Bollea claimed the NSFW 2012 post represented a violation of privacy while Gawker Media (the named defendant in the case, as Daulerio does not have access to $100 million, as best I could ever tell) argues that the wrestler talked about his sex life so much that said video is protected under the First Amendment.

Before opening arguments commenced, lines were drawn.

Per Hogan's lawyer David Houston, in comments made to ABC News about a client who didn’t know the tryst was being recorded, "This is an incredible invasion of Mr. Bollea's privacy. The video was taken without his knowledge and or consent."

Per Gawker, "We are defending the First Amendment against Hulk Hogan's effort to create a world where celebrities can promote themselves around any topic, in this case sex, and then veto how the media covers their lives. Hulk Hogan bragged about his sex life for years [and] denied this particular sexual encounter."

If you strip out all the tawdry elements mentioned (or excluded) above – and fear not, we won’t delve into them here – the case extends beyond the Gawker franchise’s viability of survival.

What the six jurors decide about the 1,400-word post could go a long way to defining privacy laws in the high-speed Internet days.

To some, it could represent a much-needed reining in of a freewheeling media’s behavior not beholden, entirely, to traditional rules and laws of journalism. 

To others, it’s already an attack on press freedom at a time when journalism (and notions thereof) is under siege on many sides. 

In the succinct words of a New York Times headline writer, it “may test limits of online press freedom.”

Which is to say the whole discussion of what qualifies as “newsworthy” in a share-everything era is a pretty big deal, not to mention fascinating to watch from afar, particularly when Bollea took the stand at 1:30 p.m.

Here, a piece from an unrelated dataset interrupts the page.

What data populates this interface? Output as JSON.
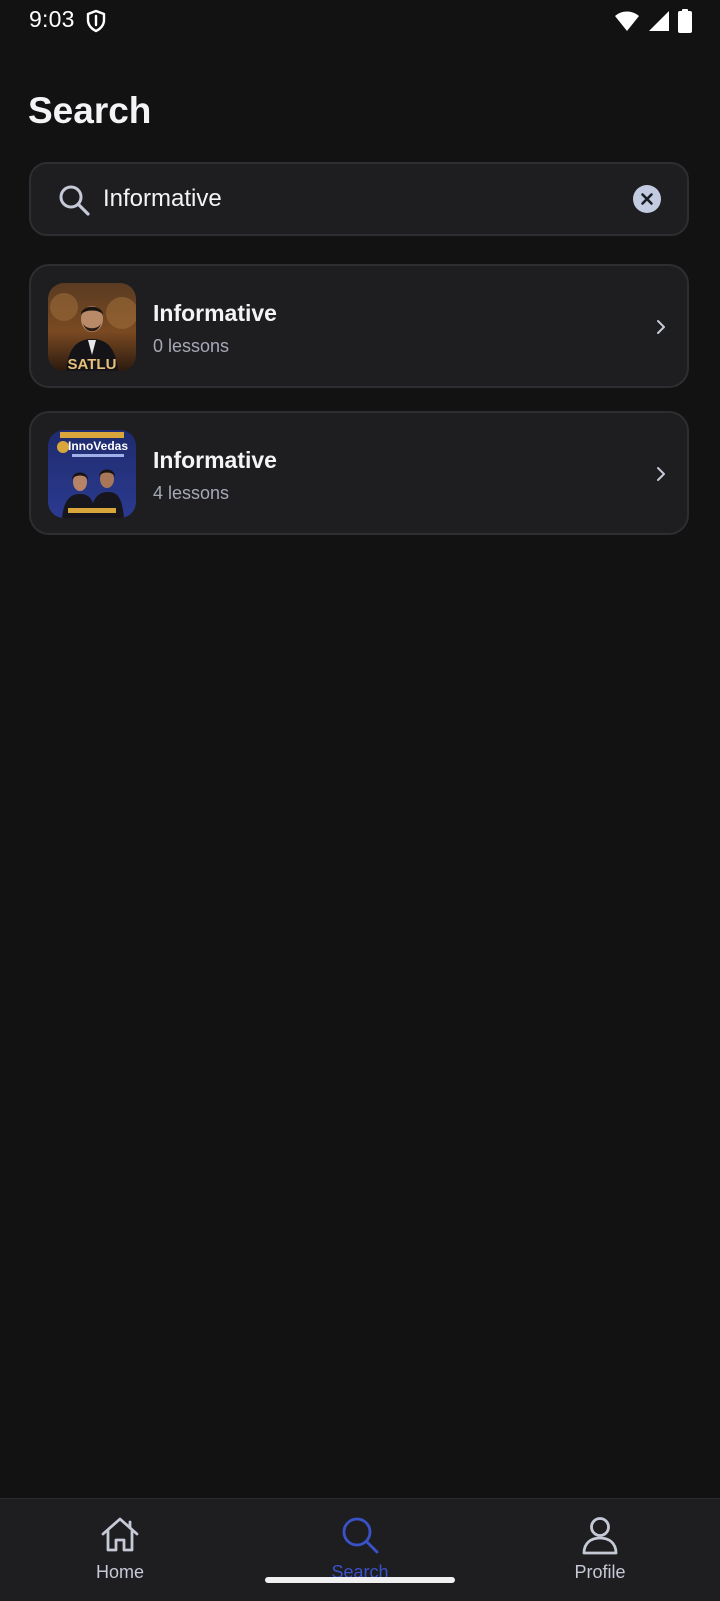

What ensued from there was a unique blend of what happens to a man when his fictional and non-fictional sides meet, exposing fault lines in real-life confidence attached to one’s work and personal lives, not to mention the vulnerability of hair loss leaving a big, bad wrestler worried about an aura of masculinity.

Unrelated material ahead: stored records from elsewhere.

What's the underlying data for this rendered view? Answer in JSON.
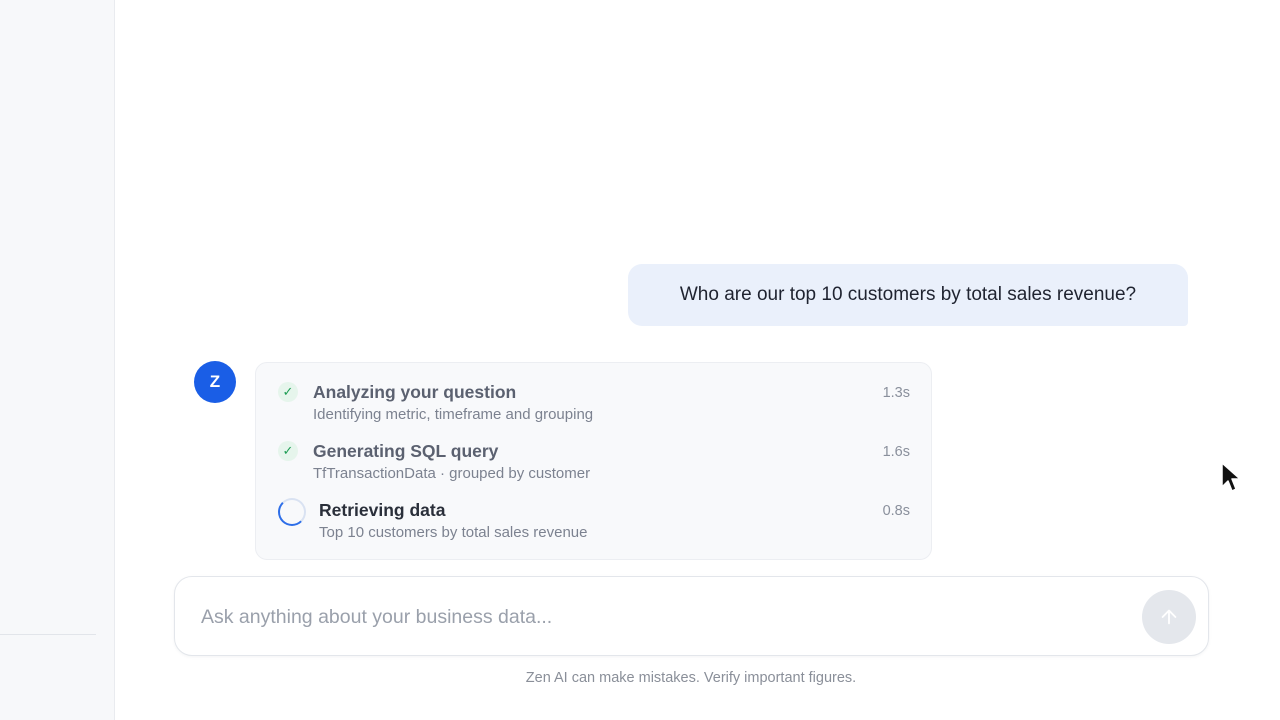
{
  "chat": {
    "user_message": "Who are our top 10 customers by total sales revenue?"
  },
  "assistant": {
    "avatar_letter": "Z",
    "steps": [
      {
        "title": "Analyzing your question",
        "description": "Identifying metric, timeframe and grouping",
        "time": "1.3s",
        "status": "complete",
        "icon": "check-icon"
      },
      {
        "title": "Generating SQL query",
        "description": "TfTransactionData · grouped by customer",
        "time": "1.6s",
        "status": "complete",
        "icon": "check-icon"
      },
      {
        "title": "Retrieving data",
        "description": "Top 10 customers by total sales revenue",
        "time": "0.8s",
        "status": "in-progress",
        "icon": "spinner-icon"
      }
    ]
  },
  "composer": {
    "placeholder": "Ask anything about your business data...",
    "value": "",
    "send_icon": "arrow-up-icon"
  },
  "footer": {
    "disclaimer": "Zen AI can make mistakes. Verify important figures."
  },
  "colors": {
    "accent": "#1a5ee6",
    "user_bubble": "#eaf0fb",
    "success": "#1f9d55",
    "send_button_disabled": "#e4e7ec"
  }
}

Jurors saw a humiliated Bollea talking about “the cost of business” and how learning that a sex tape’s public release “turned my world upside down.”

Suffice it to say, Twitter lit up with jaw-slackened viewers (myself included) having a field day with screen grabs of the witness.





After about two hours of that, Gawker’s attorneys then got a chance to question Bollea, hammering at the point that the man relied on public attention to bolster his professional Hogan iteration. 

The general tenor of that discussion, which carried on into the late afternoon hours, was an inquiry as to whether Bollea knew that Bubba had cameras in his house.

For a legal perspective, I called Regina Austin, professor at the University of Pennsylvania Law School, who noted that a district court opinion in the case leaned toward Gawker's advantage, but only negligibly.

"It's two snakes fighting, so I'm not really interested in getting in the middle of that," she said Monday afternoon, noting that the case could hinge on how the jury interprets the propriety of gathering news in a unique situation.

As an observer from afar, though, Bollea/Hogan did a wonderful job of humanizing himself, perhaps to the detriment of his public persona. 

Maybe that's the point: That even wrestling stars are human, after all, and it's folly to remain sidetracked with who they pretend to be rather than taking the time to understand who they really are (or who they really want to be). At a time when, culturally and societally speaking, we grapple with new definitions of privacy as everything just feels to be publicly presented.

Maybe it's high time that the country examines whether it's doing us much good to know as much about one another as we seem to these days. Sure, that's neither here nor there when you consider that this case ostensibly whittles down to a discussion on public vs. private citizens. But if it takes an absurd scene like the one Daulerio scared up to spark it, that seems rather fitting for America in 2016.

All I know is this: It's fascinating to watch unfold in real-time. Catch it while you can. While the case is expected to last a couple of weeks, the Hulkster won't be on the stand all that much longer.